Pitch Correction options

I’m converting some commercial cassette recordings to CDs and I’m trying to verify the pitch accuracy of the recordings based on having the actual musical scores. As I don’t know how accurate the original studio equipment was (producers sometimes time-compress to ‘fit’ the recordings into the media) nor trust the absolute accuracy of the TASCAM 302 deck I’m using.

I recorded the cassettes at 24/96 using my new TASCAM DR-40 digital recorder, and uploaded the resulting files into WL7, one file per side of cassette. My strategy is to correct for mechanical anomalies first and performance problems second.

Here is the process so far, and where I ran aground:

  1. I noticed that the left channel was lower than the right one. So I used Process->Change Level->Find Current Peak Level on each channel to determine what the overall level difference was between them. Noting that I then boosted the lower one by the difference so both are relatively equal. Since it is average, any balance issues in the mixdown should still be valid (instrument location on stage).

  2. I selected two passages from two songs where the performers sustained one unison note. #1 was a Flute, #2 was a children’s choir. I created two new audio files and pasted the copied ‘phrases’ into the window. I checked for DC offset (Analysis->Global Analysis-> Estras-> Find DC Offset) and found it was 10db for one and 14 db for the other. So, each recording is offset and will need to be corrected separately.

  3. Having corrected the DC offset, I then looked at the pitch of the single tones. There appears to be two places to get this information. Analysis->Global Analysis->Pitch Tab which provides the average pitch of the left and right channels (Even when only one channel is being analyzed !!! ) and they are different even with this sample of a single tone…(F#5 and D#5)… The second choice is Process->Pitch Correction->Find current pitch of audio selection (E1). Since it is E1/-16cents I chose to ‘correct’ it for this note. When I select the pitch E1 and have it calculate the correction it comes up +16 as expected (auto/preview, best, correct formants, Modulate formants correction).

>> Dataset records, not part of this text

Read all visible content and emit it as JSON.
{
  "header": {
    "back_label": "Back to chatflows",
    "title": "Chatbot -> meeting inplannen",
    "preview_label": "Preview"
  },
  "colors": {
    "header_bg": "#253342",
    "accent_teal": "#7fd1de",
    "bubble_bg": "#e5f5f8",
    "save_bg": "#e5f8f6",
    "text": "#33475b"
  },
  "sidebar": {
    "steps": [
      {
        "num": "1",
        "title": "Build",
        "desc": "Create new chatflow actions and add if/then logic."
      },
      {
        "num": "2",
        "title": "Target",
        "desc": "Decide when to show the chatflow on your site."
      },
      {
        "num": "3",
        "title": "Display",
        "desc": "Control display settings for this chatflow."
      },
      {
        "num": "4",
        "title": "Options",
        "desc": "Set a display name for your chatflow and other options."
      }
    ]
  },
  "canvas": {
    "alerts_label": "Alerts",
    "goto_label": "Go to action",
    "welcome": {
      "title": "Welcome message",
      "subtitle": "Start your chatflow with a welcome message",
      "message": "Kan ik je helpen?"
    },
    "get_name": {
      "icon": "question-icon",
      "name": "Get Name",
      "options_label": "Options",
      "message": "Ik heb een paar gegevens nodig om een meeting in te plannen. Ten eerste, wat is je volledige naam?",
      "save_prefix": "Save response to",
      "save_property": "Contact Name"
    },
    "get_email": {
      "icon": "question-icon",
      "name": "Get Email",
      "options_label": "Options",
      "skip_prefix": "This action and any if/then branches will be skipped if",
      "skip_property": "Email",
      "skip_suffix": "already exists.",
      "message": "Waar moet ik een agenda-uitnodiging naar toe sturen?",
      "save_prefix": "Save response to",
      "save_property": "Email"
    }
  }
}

When I check the pitch again, using the same tool, it tells me E1 +2 cents. I can go -2 and it will be E1 -1 cent, etc. It does everything but land right on 0 cents … Why?
    Am I correct in assuming that I can determine the pitch difference (i.e. +16) and just apply it to the entire file to correct the overall pitch variance from the cassette speed differences? Or does this kind of variation usually go all over the place depending on the skill of the performers and trying to correct it universally is a waste of time?

What is the difference between the Pitch Correction analysis, the Global Analysis Pitch tab, and the Pitch Quantizing choice under Process? Which should be used where?

I also noticed that artifacts accumulate if you correct the pitch up and down 1 cent repeatedly. The effect is a percussive effect at the start of the sample. Why? It seems to me that this should be simple addition/subtraction of numbers from the frequencies.

What should I be doing instead? I tried this approach because I know I have voice recordings from old radio programs/dramas that are recorded at incorrect speeds and need correction as well. So, I need to understand the preferred process.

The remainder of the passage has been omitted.